Oct. 12, 1492, is remembered in North America as the fateful day an Italian explorer named Christopher Columbus made landfall in the so-called New World. By some accounts, it should also be remembered as the day he and his crew almost crashed a glowing marine worm orgy.
It happened in the wee hours between Oct. 11 and 12. Columbus stood on the deck of his ship, the Santa Maria, peering into the Caribbean darkness, when he saw a faint, flickering glow far out on the inky ocean. In his diaries, he described the glow as "like the light of a wax candle moving up and down," though it appeared too small and disappeared too quickly to be a sign of land.
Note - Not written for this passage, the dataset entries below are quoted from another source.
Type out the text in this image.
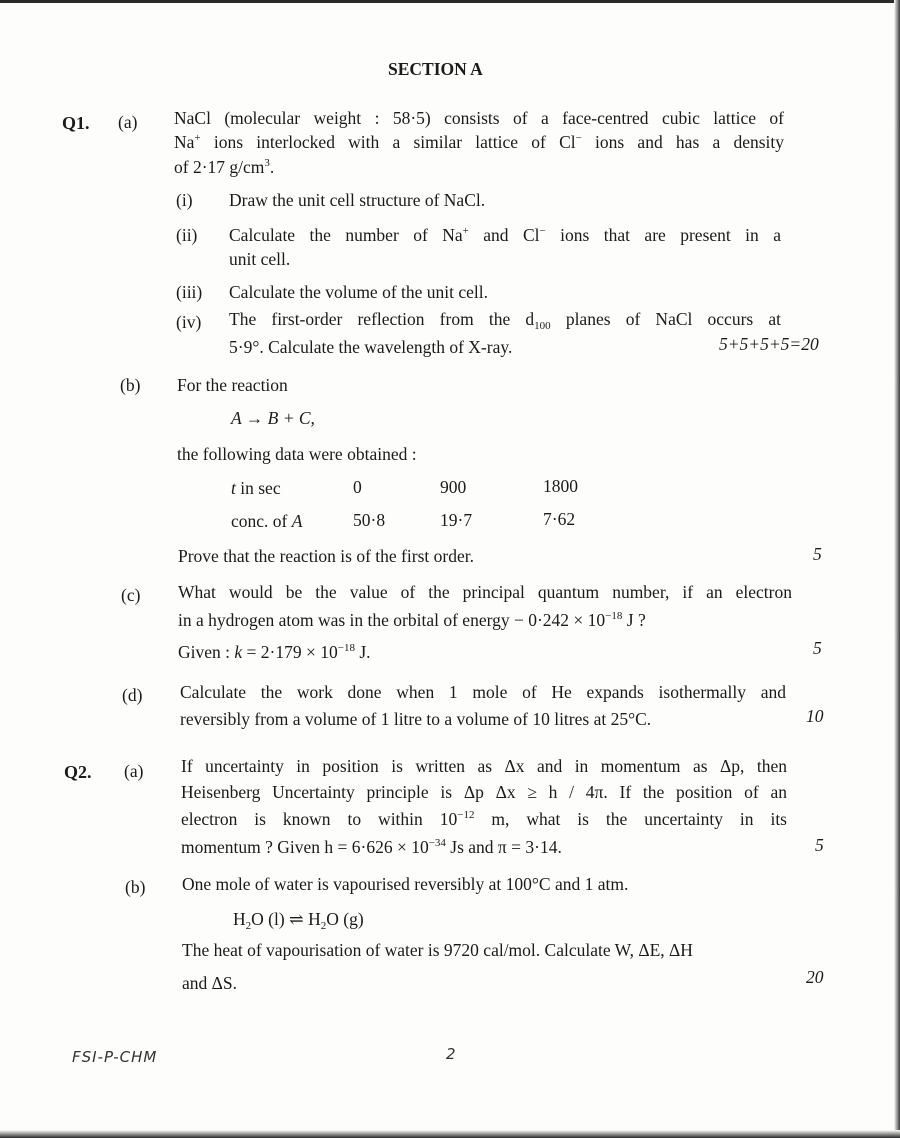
SECTION A
Q1. (a) NaCl (molecular weight : 58·5) consists of a face-centred cubic lattice of
Na+ ions interlocked with a similar lattice of Cl− ions and has a density
of 2·17 $g/cm^3$.
(i) Draw the unit cell structure of NaCl.
(ii) Calculate the number of Na+ and Cl− ions that are present in a
unit cell.
(iii) Calculate the volume of the unit cell.
(iv) The first-order reflection from the $d_{100}$ planes of NaCl occurs at
5·9°. Calculate the wavelength of X-ray.	5+5+5+5=20
(b) For the reaction
A → B + C,
the following data were obtained :
t in sec	0	900	1800
conc. of A	50·8	19·7	7·62
Prove that the reaction is of the first order.	5
(c) What would be the value of the principal quantum number, if an electron
in a hydrogen atom was in the orbital of energy − $0\cdot 242 \times 10^{-18}$ J ?
Given : $k = 2\cdot 179 \times 10^{-18}$ J.	5
(d) Calculate the work done when 1 mole of He expands isothermally and
reversibly from a volume of 1 litre to a volume of 10 litres at 25°C.	10
Q2. (a) If uncertainty in position is written as Δx and in momentum as Δp, then
Heisenberg Uncertainty principle is Δp Δx ≥ h / 4π. If the position of an
electron is known to within $10^{-12}$ m, what is the uncertainty in its
momentum ? Given $h = 6\cdot 626 \times 10^{-34}$ Js and π = 3·14.	5
(b) One mole of water is vapourised reversibly at 100°C and 1 atm.
$H_2O$ (l) ⇌ $H_2O$ (g)
The heat of vapourisation of water is 9720 cal/mol. Calculate W, ΔE, ΔH
and ΔS.	20
FSI-P-CHM	2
Columbus didn't have much time to study the mystery; a few hours later, his fleet landed at the island now known as San Salvador, in the Bahamas. Today, however, many biologists suspect that Columbus may have been a lucky witness to one of nature's stranger romantic wonders: the massive, green-glowing mating ritual of the Bermuda fireworm (Odontosyllisenopla). Now, a new fireworm study published today (Aug. 8) in the journal PLOS One dives deeper into the chemical processes that make this glowing lovefest possible. [The 7 Weirdest Glow-in-the-Dark Creatures]
Bermuda fireworms are tiny (less than 1 inch, or 2.5 centimeters, long) sea dwellers who live throughout the Caribbean. They're not much to look at on any given day, but catch them at the right moment — approximately 22 minutes after sunset on the third night after a full moon in late summer — and you will see a display of bioluminescence like no other. Here's how Mark Siddall, co-author of the new study, describes the ritual:
"The female worms come up from the bottom [of the sea] and swim quickly in tight little circles as they glow, which looks like a field of little cerulean stars across the surface of jet black water," Siddall, a curator in the American Museum of Natural History (AMNH) Division of Invertebrate Zoology, said in a statement. "Then the males, homing in on the light of the females, come streaking up from the bottom like comets — they luminesce, too. There's a little explosion of light as both dump their gametes in the water."
We know what you're thinking: That's hot. But it's also very peculiar, even among the odd sliver of animals who use chemically generated light to send messages to friends and foes in their ecosystem. What causes this lovely luminescence, and why is it so neatly linked to the full summer moon? Siddall and his colleagues at the AMNH thought about questions like these as they studied the gene expression in three female fireworms plucked from Bermuda amid a mating swarm.
You're positively glowing, my dear
The researchers found that the Bermuda fireworm's signature glow can be traced to a special type of enzyme called luciferase that activates during the mating cycle. Other bioluminescent creatures, such as fireflies, produce luciferase to glow, but the precise variety of luciferase enzyme found in the fireworm has never been detected in any other species, the researchers wrote. This finding not only helps researchers better understand the worm's uniqueness, but may also prove helpful in biomedical research that requires lighting up certain molecules under certain conditions.
"It's particularly exciting to find a new luciferase because if you can get things to light up under particular circumstances, that can be really useful for tagging molecules for biomedical research," co-author Michael Tessler, a postdoctoral fellow in the Museum's Sackler Institute for Comparative Genomics, said in the statement.
The team also detected genes that caused the female fireworms to undergo a series of temporary biological changes during the mating cycle. Certain enzymes caused each of the worms' four eyes to enlarge (making them more sensitive to the greenish-blue glow), while others modified the worms' nephridia — a kidney-like excretory organ — to store and release gametes. When it's time for the monthly mating swarm, the fireworms literally have to put on their game faces.
Columbus did not know any this, of course (he also did not know that the Americas even existed, or that manatees and mermaids are two different things), but that's probably for the best. Even worms deserve their privacy.